Enclosure, Knockalisheen, Co. Waterford
Co. Waterford |
Enclosures
At Knockalisheen in County Waterford, a shallow circular depression in the grass marks a place that locals long called a lios, the Irish term for a ringfort, a type of enclosed farmstead typically dating from the early medieval period. What makes this site quietly notable is precisely what is no longer there: around 1950, the earthwork was removed, probably cleared for agricultural use, as happened to thousands of such sites across Ireland during the twentieth century. What survives is a ghost of the original, a grass-covered circular area some 27 metres in diameter, its outline still legible as a low scarp rising to a maximum height of about 0.8 metres.
The enclosure sits on a north-south spur near the top of a south-facing slope, with slightly higher ground to the north and the Nier river running roughly east-west about 200 metres to the south. The position is telling.

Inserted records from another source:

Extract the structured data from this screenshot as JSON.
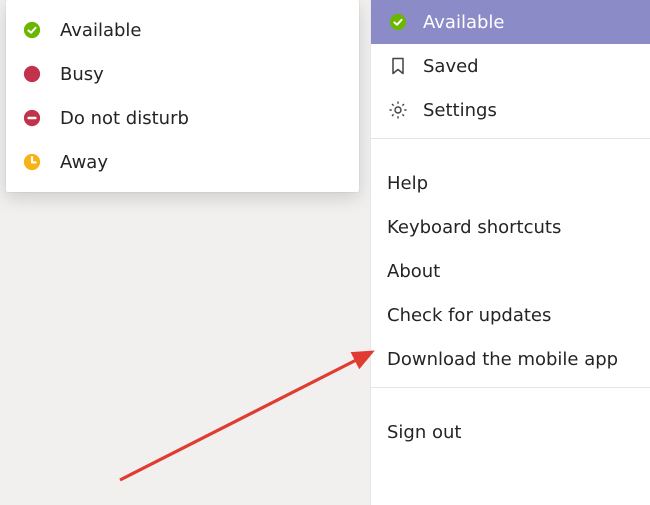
{
  "presence_menu": {
    "items": [
      {
        "label": "Available",
        "status": "available"
      },
      {
        "label": "Busy",
        "status": "busy"
      },
      {
        "label": "Do not disturb",
        "status": "dnd"
      },
      {
        "label": "Away",
        "status": "away"
      }
    ]
  },
  "profile_menu": {
    "top_items": [
      {
        "label": "Available",
        "icon": "presence-available",
        "selected": true
      },
      {
        "label": "Saved",
        "icon": "bookmark"
      },
      {
        "label": "Settings",
        "icon": "gear"
      }
    ],
    "middle_items": [
      {
        "label": "Help"
      },
      {
        "label": "Keyboard shortcuts"
      },
      {
        "label": "About"
      },
      {
        "label": "Check for updates"
      },
      {
        "label": "Download the mobile app"
      }
    ],
    "bottom_items": [
      {
        "label": "Sign out"
      }
    ]
  },
  "annotation": {
    "arrow_color": "#e03c31"
  }
}
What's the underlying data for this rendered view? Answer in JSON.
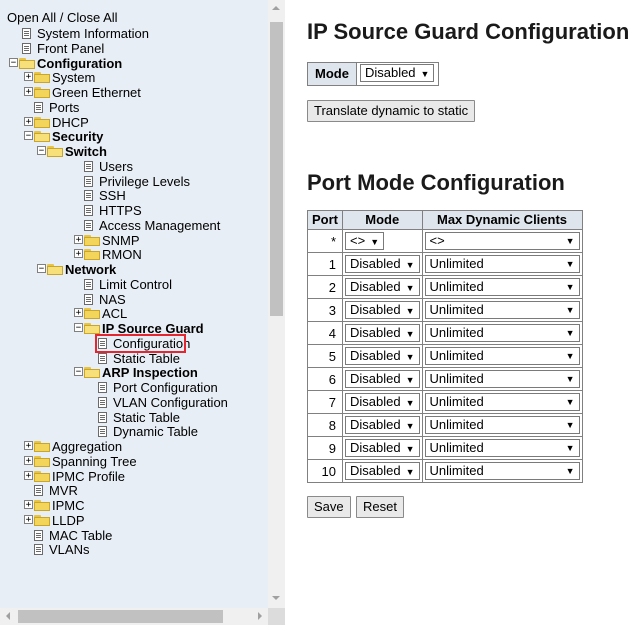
{
  "nav": {
    "open_close_all": "Open All / Close All",
    "items": [
      {
        "label": "System Information",
        "kind": "doc",
        "level": 1
      },
      {
        "label": "Front Panel",
        "kind": "doc",
        "level": 1
      },
      {
        "label": "Configuration",
        "kind": "folder-open",
        "level": 1,
        "bold": true,
        "expander": "-"
      },
      {
        "label": "System",
        "kind": "folder",
        "level": 2,
        "expander": "+"
      },
      {
        "label": "Green Ethernet",
        "kind": "folder",
        "level": 2,
        "expander": "+"
      },
      {
        "label": "Ports",
        "kind": "doc",
        "level": 2
      },
      {
        "label": "DHCP",
        "kind": "folder",
        "level": 2,
        "expander": "+"
      },
      {
        "label": "Security",
        "kind": "folder-open",
        "level": 2,
        "bold": true,
        "expander": "-"
      },
      {
        "label": "Switch",
        "kind": "folder-open",
        "level": 3,
        "bold": true,
        "expander": "-"
      },
      {
        "label": "Users",
        "kind": "doc",
        "level": 4
      },
      {
        "label": "Privilege Levels",
        "kind": "doc",
        "level": 4
      },
      {
        "label": "SSH",
        "kind": "doc",
        "level": 4
      },
      {
        "label": "HTTPS",
        "kind": "doc",
        "level": 4
      },
      {
        "label": "Access Management",
        "kind": "doc",
        "level": 4
      },
      {
        "label": "SNMP",
        "kind": "folder",
        "level": 4,
        "expander": "+"
      },
      {
        "label": "RMON",
        "kind": "folder",
        "level": 4,
        "expander": "+"
      },
      {
        "label": "Network",
        "kind": "folder-open",
        "level": 3,
        "bold": true,
        "expander": "-"
      },
      {
        "label": "Limit Control",
        "kind": "doc",
        "level": 4
      },
      {
        "label": "NAS",
        "kind": "doc",
        "level": 4
      },
      {
        "label": "ACL",
        "kind": "folder",
        "level": 4,
        "expander": "+"
      },
      {
        "label": "IP Source Guard",
        "kind": "folder-open",
        "level": 4,
        "bold": true,
        "expander": "-"
      },
      {
        "label": "Configuration",
        "kind": "doc",
        "level": 5,
        "selected": true
      },
      {
        "label": "Static Table",
        "kind": "doc",
        "level": 5
      },
      {
        "label": "ARP Inspection",
        "kind": "folder-open",
        "level": 4,
        "bold": true,
        "expander": "-"
      },
      {
        "label": "Port Configuration",
        "kind": "doc",
        "level": 5
      },
      {
        "label": "VLAN Configuration",
        "kind": "doc",
        "level": 5
      },
      {
        "label": "Static Table",
        "kind": "doc",
        "level": 5
      },
      {
        "label": "Dynamic Table",
        "kind": "doc",
        "level": 5
      },
      {
        "label": "Aggregation",
        "kind": "folder",
        "level": 2,
        "expander": "+"
      },
      {
        "label": "Spanning Tree",
        "kind": "folder",
        "level": 2,
        "expander": "+"
      },
      {
        "label": "IPMC Profile",
        "kind": "folder",
        "level": 2,
        "expander": "+"
      },
      {
        "label": "MVR",
        "kind": "doc",
        "level": 2
      },
      {
        "label": "IPMC",
        "kind": "folder",
        "level": 2,
        "expander": "+"
      },
      {
        "label": "LLDP",
        "kind": "folder",
        "level": 2,
        "expander": "+"
      },
      {
        "label": "MAC Table",
        "kind": "doc",
        "level": 2
      },
      {
        "label": "VLANs",
        "kind": "doc",
        "level": 2
      }
    ]
  },
  "main": {
    "title": "IP Source Guard Configuration",
    "mode_label": "Mode",
    "mode_value": "Disabled",
    "translate_button": "Translate dynamic to static",
    "port_section_title": "Port Mode Configuration",
    "table": {
      "headers": [
        "Port",
        "Mode",
        "Max Dynamic Clients"
      ],
      "rows": [
        {
          "port": "*",
          "mode": "<>",
          "max": "<>"
        },
        {
          "port": "1",
          "mode": "Disabled",
          "max": "Unlimited"
        },
        {
          "port": "2",
          "mode": "Disabled",
          "max": "Unlimited"
        },
        {
          "port": "3",
          "mode": "Disabled",
          "max": "Unlimited"
        },
        {
          "port": "4",
          "mode": "Disabled",
          "max": "Unlimited"
        },
        {
          "port": "5",
          "mode": "Disabled",
          "max": "Unlimited"
        },
        {
          "port": "6",
          "mode": "Disabled",
          "max": "Unlimited"
        },
        {
          "port": "7",
          "mode": "Disabled",
          "max": "Unlimited"
        },
        {
          "port": "8",
          "mode": "Disabled",
          "max": "Unlimited"
        },
        {
          "port": "9",
          "mode": "Disabled",
          "max": "Unlimited"
        },
        {
          "port": "10",
          "mode": "Disabled",
          "max": "Unlimited"
        }
      ]
    },
    "save_button": "Save",
    "reset_button": "Reset"
  },
  "colors": {
    "nav_background": "#e8eef5",
    "table_header_background": "#dfe5ec",
    "selection_outline": "#e3262f"
  }
}
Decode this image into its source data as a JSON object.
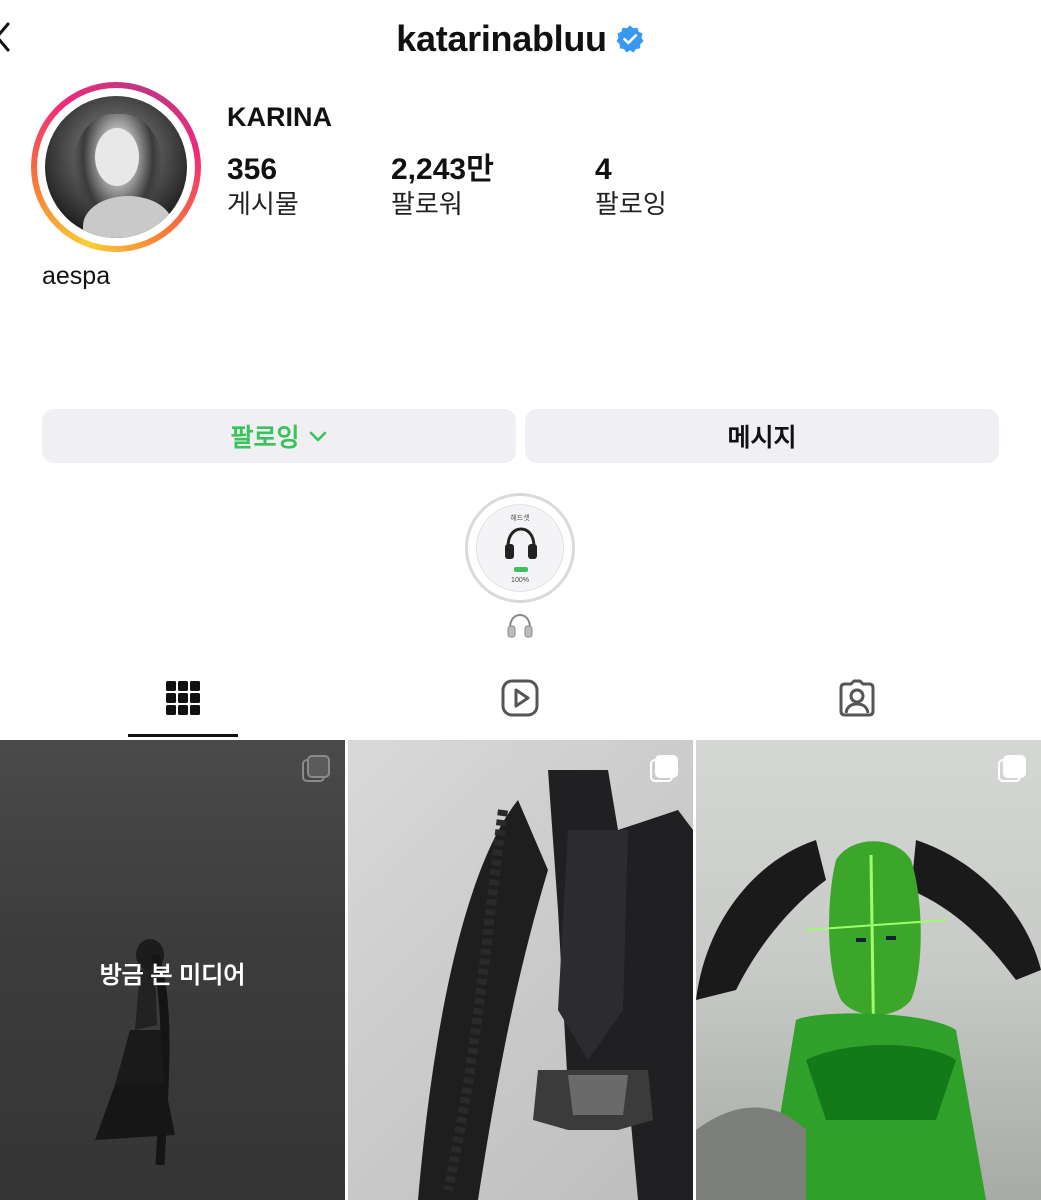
{
  "header": {
    "username": "katarinabluu",
    "verified": true,
    "accent_color": "#3897f0"
  },
  "profile": {
    "display_name": "KARINA",
    "bio": "aespa",
    "stats": [
      {
        "value": "356",
        "label": "게시물"
      },
      {
        "value": "2,243만",
        "label": "팔로워"
      },
      {
        "value": "4",
        "label": "팔로잉"
      }
    ]
  },
  "actions": {
    "following_label": "팔로잉",
    "following_color": "#3bc25b",
    "message_label": "메시지"
  },
  "highlight": {
    "cover_title": "헤드셋",
    "cover_battery": "100%",
    "icon": "headphones-icon"
  },
  "tabs": [
    {
      "icon": "grid-icon",
      "active": true
    },
    {
      "icon": "reels-icon",
      "active": false
    },
    {
      "icon": "tagged-icon",
      "active": false
    }
  ],
  "posts": [
    {
      "overlay_text": "방금 본 미디어",
      "multi": true
    },
    {
      "overlay_text": "",
      "multi": true
    },
    {
      "overlay_text": "",
      "multi": true
    }
  ]
}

Ringforts were almost always placed with care, favouring elevated ground that offered visibility over the surrounding landscape, proximity to water, and natural drainage. The Nier valley in the Comeragh Mountains is a quiet stretch of inland Waterford, and whoever built and occupied this enclosure would have looked out over the same river that still runs below. The scarp, what remains of what was once a more substantial earthen bank, is best preserved along the downslope east-west axis, where gravity has helped rather than hindered its survival.